注: 登録抹消 (Unregister) アクションは元に戻すことができません。デバイス上の MobileFirst アプリケーションの 1 つが次回サーバーにアクセスしようとすると、新しいデバイス ID を使用して再登録されます。デバイスを再登録することを選択すると、デバイスの状況がアクティブ (Active) に設定され、以前のブロックの有無にかかわらず、デバイスに保護リソースへのアクセス権限が付与されます。そのため、デバイスをブロックしたい場合は、デバイスを登録抹消しないでください。かわりに、デバイスの状況を紛失 (Lost)盗難 (Stolen)、または使用不可 (Disabled) に変更してください。

特定のデバイス上でアクセスされたすべてのアプリケーションを表示するには、デバイス・テーブルのデバイス ID の隣にある拡張矢印アイコンを選択します。表示されたアプリケーション・テーブルの各行に、アプリケーションの名前とアプリケーションのアクセス状況 (このデバイスのこのアプリケーションで保護リソースへのアクセスが可能かどうか) が含まれます。アプリケーションの状況を 使用不可(Disabled) に変更して、このデバイスのアプリケーションに限定してアクセスをブロックすることができます。

ジャンプ先

保護リソースへのアプリケーション・アクセスのリモート側での無効化

MobileFirst Operations Console (コンソール) を使用して、特定のモバイル・オペレーティング・システム上のアプリケーションの特定バージョンへのユーザー・アクセスを無効化し、ユーザーにカスタム・メッセージを表示することができます。

  1. コンソールのナビゲーション・サイドバーにある「アプリケーション」 **セクションからご使用のアプリケーションのバージョンを選択し、次にアプリケーションの「管理」**タブを選択します。
  2. ステータスを「アクセス無効」に変更します。
  3. 最新バージョンの URL」フィールドで、オプションでアプリケーションの新規バージョン (通常は、適切なパブリックまたはプライベートのアプリケーション・ストア内にある) の URL を指定します。一部の環境では、アプリケーション・バージョンの「詳細」ビューに直接アクセスするための URL が Application Center によって表示されます。アプリケーション・プロパティー (Application properties) を参照してください。
  4. 「デフォルトの通知メッセージ」フィールドで、ユーザーがアプリケーションにアクセスしようとする際に表示するカスタム通知メッセージを追加します。次のサンプル・メッセージは、最新バージョンにアップグレードするようにユーザーに指示します。

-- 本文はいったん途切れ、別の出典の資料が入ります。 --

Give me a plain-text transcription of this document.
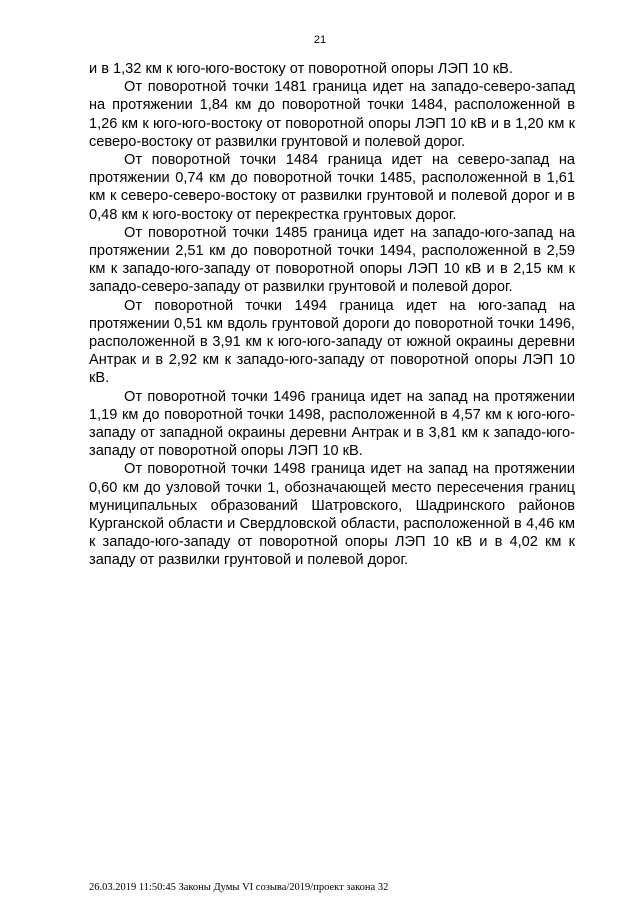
21

и в 1,32 км к юго-юго-востоку от поворотной опоры ЛЭП 10 кВ.

От поворотной точки 1481 граница идет на западо-северо-запад на протяжении 1,84 км до поворотной точки 1484, расположенной в 1,26 км к юго-юго-востоку от поворотной опоры ЛЭП 10 кВ и в 1,20 км к северо-востоку от развилки грунтовой и полевой дорог.

От поворотной точки 1484 граница идет на северо-запад на протяжении 0,74 км до поворотной точки 1485, расположенной в 1,61 км к северо-северо-востоку от развилки грунтовой и полевой дорог и в 0,48 км к юго-востоку от перекрестка грунтовых дорог.

От поворотной точки 1485 граница идет на западо-юго-запад на протяжении 2,51 км до поворотной точки 1494, расположенной в 2,59 км к западо-юго-западу от поворотной опоры ЛЭП 10 кВ и в 2,15 км к западо-северо-западу от развилки грунтовой и полевой дорог.

От поворотной точки 1494 граница идет на юго-запад на протяжении 0,51 км вдоль грунтовой дороги до поворотной точки 1496, расположенной в 3,91 км к юго-юго-западу от южной окраины деревни Антрак и в 2,92 км к западо-юго-западу от поворотной опоры ЛЭП 10 кВ.

От поворотной точки 1496 граница идет на запад на протяжении 1,19 км до поворотной точки 1498, расположенной в 4,57 км к юго-юго-западу от западной окраины деревни Антрак и в 3,81 км к западо-юго-западу от поворотной опоры ЛЭП 10 кВ.

От поворотной точки 1498 граница идет на запад на протяжении 0,60 км до узловой точки 1, обозначающей место пересечения границ муниципальных образований Шатровского, Шадринского районов Курганской области и Свердловской области, расположенной в 4,46 км к западо-юго-западу от поворотной опоры ЛЭП 10 кВ и в 4,02 км к западу от развилки грунтовой и полевой дорог.

26.03.2019 11:50:45 Законы Думы VI созыва/2019/проект закона 32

    このバージョンは、現在ではサポートされなくなりました。最新バージョンにアップグレードしてください。
    
  5. 「サポート対象ロケール」セクションで、オプションで他の言語の通知メッセージを指定することができます。
  6. 「保存」を選択して変更を適用します。

ユーザーがリモート側で無効にされたアプリケーションを実行すると、カスタム・メッセージが記載されたダイアログ・ウィンドウが表示されます。メッセージは、保護リソースへのアクセスを必要とするすべてのアプリケーション対話で、またはアプリケーションがアクセス・トークンを取得しようとする場合に表示されます。バージョン・アップグレード URL を指定すると、デフォルトの 「閉じる」ボタンに加え、新規バージョンへアップグレードするための**「新規バージョンを入手」 **ボタンがダイアログに表示されます。ユーザーがバージョンをアップグレードせずにダイアログ・ウィンドウを閉じる場合、保護リソースにアクセスする必要のない一部のアプリケーションで処理を続行することができます。ただし、保護リソースへのアクセスを必要とするすべてのアプリケーション対話で、再びダイアログ・ウィンドウが表示され、アプリケーションはリソースへのアクセス権限を付与されません。

管理者メッセージの表示

通知メッセージを構成するには、以下の手順に従ってください。このメッセージを使用して、計画的な保守のダウンタイムなど、一時的な状態をアプリケーション・ユーザーに通知することができます。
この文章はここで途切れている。